Management and Conservation
Refuge Planning
National Wildlife Refuge planning sets the broad vision for refuge management and the goals, objectives, strategies, and actions required to achieve it. Planning ensures that each refuge meets its individual purposes, contributes to the Refuge System’s mission and priorities, is consistent with other applicable laws and policies, and enhances conservation benefits beyond refuge boundaries.
Comprehensive Conservation Plans
Comprehensive Conservation Plans (CCPs) are the primary planning documents for National Wildlife Refuges. As outlined in the National Wildlife Refuge System Administration Act, as amended, the U.S. Fish and Wildlife Service (Service) is required to develop CCPs that guide refuge management for the next 15 years. CCPs articulate the Service’s contributions to meeting refuge purposes and the National Wildlife Refuge System mission. CCPs serve as a bridge between broad, landscape-level plans developed by other agencies and stakeholders and the more detailed step-downs that stem from Refuge CCPs.

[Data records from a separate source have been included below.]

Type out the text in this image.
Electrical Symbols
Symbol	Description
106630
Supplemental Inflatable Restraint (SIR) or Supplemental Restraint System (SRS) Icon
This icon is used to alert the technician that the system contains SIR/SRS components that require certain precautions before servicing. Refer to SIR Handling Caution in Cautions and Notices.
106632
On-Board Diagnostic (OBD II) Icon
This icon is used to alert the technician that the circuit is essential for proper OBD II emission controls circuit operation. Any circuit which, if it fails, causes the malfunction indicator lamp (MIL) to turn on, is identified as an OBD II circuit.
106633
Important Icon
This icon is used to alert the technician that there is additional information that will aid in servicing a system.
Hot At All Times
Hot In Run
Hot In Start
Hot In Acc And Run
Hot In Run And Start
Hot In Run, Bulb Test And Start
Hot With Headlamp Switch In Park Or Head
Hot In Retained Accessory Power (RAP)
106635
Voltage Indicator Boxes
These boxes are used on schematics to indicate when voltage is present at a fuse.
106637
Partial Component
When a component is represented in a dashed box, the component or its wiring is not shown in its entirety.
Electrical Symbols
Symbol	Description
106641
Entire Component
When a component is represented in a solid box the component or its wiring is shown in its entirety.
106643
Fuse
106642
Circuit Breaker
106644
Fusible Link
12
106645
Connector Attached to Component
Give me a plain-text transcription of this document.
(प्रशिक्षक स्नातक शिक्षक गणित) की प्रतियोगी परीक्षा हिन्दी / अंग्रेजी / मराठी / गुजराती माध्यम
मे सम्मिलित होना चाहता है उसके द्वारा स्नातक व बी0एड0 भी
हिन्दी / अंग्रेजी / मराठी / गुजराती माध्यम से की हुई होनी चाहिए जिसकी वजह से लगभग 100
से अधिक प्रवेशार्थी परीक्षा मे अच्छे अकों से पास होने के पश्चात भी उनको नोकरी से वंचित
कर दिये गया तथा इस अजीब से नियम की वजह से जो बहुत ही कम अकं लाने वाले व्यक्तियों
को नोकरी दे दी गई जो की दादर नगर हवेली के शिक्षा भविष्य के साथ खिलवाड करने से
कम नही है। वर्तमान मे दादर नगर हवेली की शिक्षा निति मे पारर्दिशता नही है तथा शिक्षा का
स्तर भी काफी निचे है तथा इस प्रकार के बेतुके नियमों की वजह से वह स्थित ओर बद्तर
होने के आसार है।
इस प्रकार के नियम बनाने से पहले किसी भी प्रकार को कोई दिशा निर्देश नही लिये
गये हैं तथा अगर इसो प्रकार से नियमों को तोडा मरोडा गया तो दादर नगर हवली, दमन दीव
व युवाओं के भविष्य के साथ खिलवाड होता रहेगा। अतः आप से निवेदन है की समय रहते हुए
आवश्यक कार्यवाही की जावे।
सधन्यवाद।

The 2016 Final Comprehensive Conservation Plan for Lower Klamath, Clear Lake, Tule Lake, Upper Klamath, and Bear Valley National Wildlife Refuges can be found here: https://ecos.fws.gov/ServCat/Reference/Profile/114424
Step-down Plans
CCP step-down plans guide refuge-level programs for: (1) conserving natural resources (e.g., fish, wildlife, plants, and the ecosystems they depend on for habitat); (2) stewarding other special values of the refuge (e.g., cultural or archeological resources, wilderness, wild and scenic rivers, etc.); and (3) engaging visitors and the community in conservation, including providing opportunities for wildlife-dependent recreation. Like CCPs, step-down plans contribute to the implementation of relevant landscape plans by developing SMART (Specific, Measurable, Achievable, Relevant, and Time-bound) objectives, strategies, implementation schedules, and decision support tools to fulfill refuge visions and goals. This ensures that refuges are managed in a landscape context and that conservation benefits extend beyond refuge boundaries.
Our Projects and Research
Since the mid 90’s the USFWS and cooperators have begun converting farm fields to wetlands and then back again. This rotation of farm to wetland/and back mimics the creation and destruction of wetlands that used to occur along the edges of a naturally fluctuating Tule Lake. Fields are typically flooded soon after harvest and by fall they become habitat for migrating waterfowl. After 2 years, following the wetland cycling, fields are returned to agricultural production. Known as “walking wetlands”, this practice has dramatically increased wildlife use and enhanced crop production while eliminating the need for pesticides. This practice has also been adopted on neighbouring private farmland.